Beşiktaş kağıt üzerinde Cenk’in arkasında üçlü (Gökhan, Olcay, Quaresma) hücumcu orta saha ile başladı. Bu sahada pratiğe 4-4-2 olarak yansıdı. Hatta Trabzonspor’un birbirine yakın, yardımlaşmalı, temposuz, alanını koruyan futbolunu ısarla sürdürmesi sonucunda 4-2-4’e büründü.
İki devrenin başında topa hakim ve atak yapma isteği yüksek başladı Beşiktaş. Fakat hücumda fazla kısa pas oynadılar.
Oyunu genişletmediler ve derinlik yaratmadılar. Haül böyle olunca Trabzonspor’un sorunlu defans bölgesini tehdiktar hücumcu oyuncuları ile birebir bırakamadılar.
Tiki takayı o kadar abarttılar ki, yapılan topuk paslarıyla tribünlerini mutlu etseler de Trabzon’un disiplinli ve asla topa sahip olmak istemeyen oyununda eridiklerinin farkına varamadılar.
Şenol Güneş ilk yarım saatte Quaresma-Olcay-Gökhan üçlüsünün yerini sürekli değiştirerek oynattı. Bunun somut bir getirisi olmadığı halde tüm permütasyonları denedi. Sorun oyuncuların oynadıkları bölgeden çok oyuna genişlik kazandıramamaktaydı.
Şota Arvaladze haftaiçi LigTV röportajında “Biz oyunumuzu rakibe Kabul ettireceğiz” demişti. Bu baskın bir oyun tarifi olarak algılandı. Kendi takımlarının oyuncu özelliklerine ve rakibin hücum organizasyonuna bakarak en doğru oyunu oynadılar. Kale sahalarından yirmi metre ileride, birbirine 25-30 mesafe metrede yakın oynayan ve açıklarını kapatan anlayışta sahaya dizildiler. Kolay çözülebilirlerdi. Ancak Beşiktaşlı futbolcular onların bu anlayışını kolay Kabul ettiler.
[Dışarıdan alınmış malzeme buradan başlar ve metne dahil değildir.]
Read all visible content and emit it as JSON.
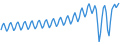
{
  "chart_data": {
    "type": "line",
    "color": "#3a8fd9",
    "grid": false,
    "tick_labels": false,
    "values": [
      50,
      58,
      62,
      55,
      48,
      52,
      60,
      63,
      56,
      49,
      53,
      61,
      64,
      57,
      50,
      54,
      62,
      65,
      58,
      51,
      55,
      63,
      66,
      58,
      52,
      56,
      64,
      67,
      60,
      53,
      57,
      65,
      68,
      61,
      54,
      58,
      66,
      70,
      63,
      56,
      60,
      68,
      72,
      65,
      58,
      62,
      70,
      75,
      68,
      60,
      65,
      74,
      80,
      72,
      64,
      70,
      82,
      88,
      80,
      72,
      78,
      90,
      95,
      86,
      78,
      84,
      92,
      85,
      60,
      30,
      45,
      70,
      88,
      92,
      80,
      50,
      40,
      65,
      85,
      90,
      94,
      88,
      92,
      96
    ]
  }
}
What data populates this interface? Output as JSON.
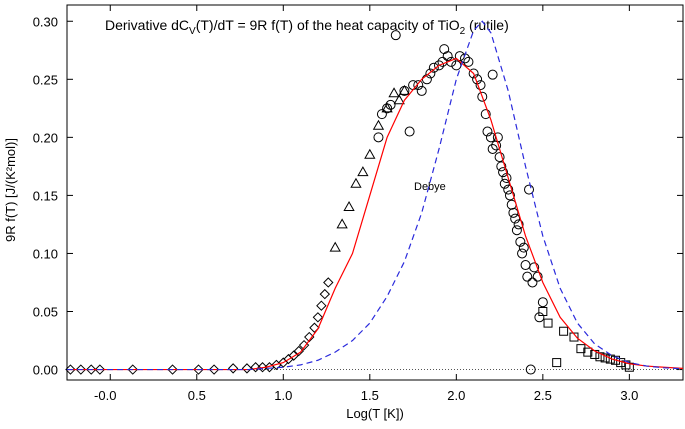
{
  "chart_data": {
    "type": "scatter",
    "title": [
      "Derivative dC",
      "V",
      "(T)/dT = 9R f(T) of the heat capacity of TiO",
      "2",
      " (rutile)"
    ],
    "x_label": "Log(T [K])",
    "y_label": "9R f(T) [J/(K²mol)]",
    "annotation": "Debye",
    "xlim": [
      -0.25,
      3.31
    ],
    "ylim": [
      -0.009,
      0.314
    ],
    "xticks": [
      {
        "value": 0,
        "label": "-0.0"
      },
      0.5,
      {
        "value": 1,
        "label": "1.0"
      },
      1.5,
      {
        "value": 2,
        "label": "2.0"
      },
      2.5,
      {
        "value": 3,
        "label": "3.0"
      }
    ],
    "yticks": [
      {
        "value": 0,
        "label": "0.00"
      },
      0.05,
      {
        "value": 0.1,
        "label": "0.10"
      },
      0.15,
      {
        "value": 0.2,
        "label": "0.20"
      },
      0.25,
      {
        "value": 0.3,
        "label": "0.30"
      }
    ],
    "series": [
      {
        "marker": "diamond",
        "color": "#000000",
        "x": [
          -0.23,
          -0.17,
          -0.11,
          -0.06,
          0.13,
          0.36,
          0.51,
          0.6,
          0.71,
          0.79,
          0.84,
          0.88,
          0.92,
          0.96,
          1.0,
          1.03,
          1.06,
          1.09,
          1.12,
          1.15,
          1.18,
          1.2,
          1.22,
          1.24,
          1.26
        ],
        "values": [
          0,
          0,
          0,
          0,
          0,
          0,
          0,
          0,
          0.001,
          0.001,
          0.002,
          0.002,
          0.002,
          0.004,
          0.006,
          0.009,
          0.012,
          0.016,
          0.021,
          0.028,
          0.036,
          0.045,
          0.055,
          0.065,
          0.075
        ]
      },
      {
        "marker": "triangle",
        "color": "#000000",
        "x": [
          1.3,
          1.34,
          1.38,
          1.42,
          1.46,
          1.5,
          1.55,
          1.6,
          1.64,
          1.67,
          1.7
        ],
        "values": [
          0.105,
          0.125,
          0.14,
          0.16,
          0.17,
          0.185,
          0.21,
          0.225,
          0.238,
          0.232,
          0.24
        ]
      },
      {
        "marker": "circle",
        "color": "#000000",
        "x": [
          1.55,
          1.57,
          1.6,
          1.62,
          1.65,
          1.7,
          1.73,
          1.75,
          1.78,
          1.8,
          1.83,
          1.85,
          1.87,
          1.9,
          1.92,
          1.93,
          1.95,
          1.97,
          2.0,
          2.02,
          2.05,
          2.07,
          2.1,
          2.12,
          2.14,
          2.15,
          2.17,
          2.18,
          2.2,
          2.21,
          2.23,
          2.24,
          2.25,
          2.26,
          2.27,
          2.28,
          2.29,
          2.3,
          2.31,
          2.32,
          2.33,
          2.34,
          2.35,
          2.36,
          2.37,
          2.38,
          2.39,
          2.4,
          2.41,
          2.42,
          2.43,
          2.44,
          2.45,
          2.47,
          2.48,
          2.5,
          2.21
        ],
        "values": [
          0.2,
          0.22,
          0.225,
          0.228,
          0.288,
          0.24,
          0.205,
          0.245,
          0.245,
          0.24,
          0.25,
          0.255,
          0.26,
          0.262,
          0.265,
          0.276,
          0.27,
          0.265,
          0.262,
          0.27,
          0.268,
          0.265,
          0.255,
          0.25,
          0.245,
          0.235,
          0.22,
          0.205,
          0.2,
          0.19,
          0.193,
          0.2,
          0.183,
          0.175,
          0.17,
          0.16,
          0.165,
          0.155,
          0.15,
          0.142,
          0.135,
          0.13,
          0.12,
          0.125,
          0.11,
          0.1,
          0.105,
          0.09,
          0.08,
          0.155,
          0,
          0.075,
          0.088,
          0.08,
          0.045,
          0.058,
          0.254
        ]
      },
      {
        "marker": "square",
        "color": "#000000",
        "x": [
          2.5,
          2.53,
          2.58,
          2.62,
          2.68,
          2.72,
          2.76,
          2.8,
          2.83,
          2.86,
          2.89,
          2.92,
          2.95,
          2.98,
          3.0
        ],
        "values": [
          0.05,
          0.04,
          0.006,
          0.033,
          0.028,
          0.018,
          0.015,
          0.013,
          0.011,
          0.01,
          0.009,
          0.008,
          0.006,
          0.004,
          0.002
        ]
      },
      {
        "marker": "line",
        "color": "#ff0000",
        "dash": false,
        "x": [
          -0.25,
          0.8,
          0.9,
          1.0,
          1.1,
          1.2,
          1.3,
          1.4,
          1.5,
          1.6,
          1.7,
          1.8,
          1.9,
          2.0,
          2.1,
          2.2,
          2.3,
          2.4,
          2.5,
          2.6,
          2.7,
          2.8,
          2.9,
          3.0,
          3.1,
          3.2,
          3.31
        ],
        "values": [
          0,
          0,
          0.002,
          0.006,
          0.015,
          0.035,
          0.07,
          0.1,
          0.15,
          0.2,
          0.232,
          0.25,
          0.262,
          0.268,
          0.255,
          0.215,
          0.165,
          0.115,
          0.075,
          0.045,
          0.027,
          0.016,
          0.009,
          0.005,
          0.003,
          0.002,
          0.001
        ]
      },
      {
        "marker": "line",
        "color": "#2a2adc",
        "dash": true,
        "x": [
          -0.25,
          0.8,
          1.0,
          1.1,
          1.2,
          1.3,
          1.4,
          1.5,
          1.6,
          1.7,
          1.8,
          1.9,
          2.0,
          2.1,
          2.15,
          2.2,
          2.3,
          2.4,
          2.5,
          2.6,
          2.7,
          2.8,
          2.9,
          3.0,
          3.1,
          3.2,
          3.31
        ],
        "values": [
          0,
          0,
          0.002,
          0.004,
          0.008,
          0.015,
          0.025,
          0.04,
          0.063,
          0.093,
          0.135,
          0.19,
          0.25,
          0.292,
          0.3,
          0.29,
          0.24,
          0.175,
          0.115,
          0.07,
          0.04,
          0.022,
          0.012,
          0.006,
          0.003,
          0.0015,
          0.0007
        ]
      }
    ]
  }
}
Maçın otuzbeşinci dakikası geldiğinde bunu Kabul etmiş bir Beşiktaş vardı sahada ve ikinci yarının ilk beş dakikası hariç hiçbir zaman bu oyunu bozacak anlayışı sergileyemediler.
Trabzonlu oyuncular skoru aldıktan sonra dikine driplingle daha fazla top taşımaya başladığında Mersin’de görülen geriye dönüşlerde iki-üç oyuncunun takım arkadaşlarını yalnız bırakmasını daha fazla gördük.
Dönmeyenlerden biri Quaresma kırmızı kart görünce üstüne bir de eksik kaldılar ve zor çıkan bir takıma dönüştüler. Bu sezon rakiplerine çok kart göstertecek bir kadroya sahipken Quaresma bu kadar kolay kart görmemeliydi.
Mersin’deki kazancı ne kadar abarttılarsa bu kaybı da çok abartmadan devam etmeliler. Ancak hücumda tek tek iyi birer enstrmanı andıran oyuncularına sahipken orta sahaya onları yönetecek gerçek bir orkestra şefini bulmalılar. Yoksa Trabzon’un oyun anlayışıyla daha çok karşılaşacaklar.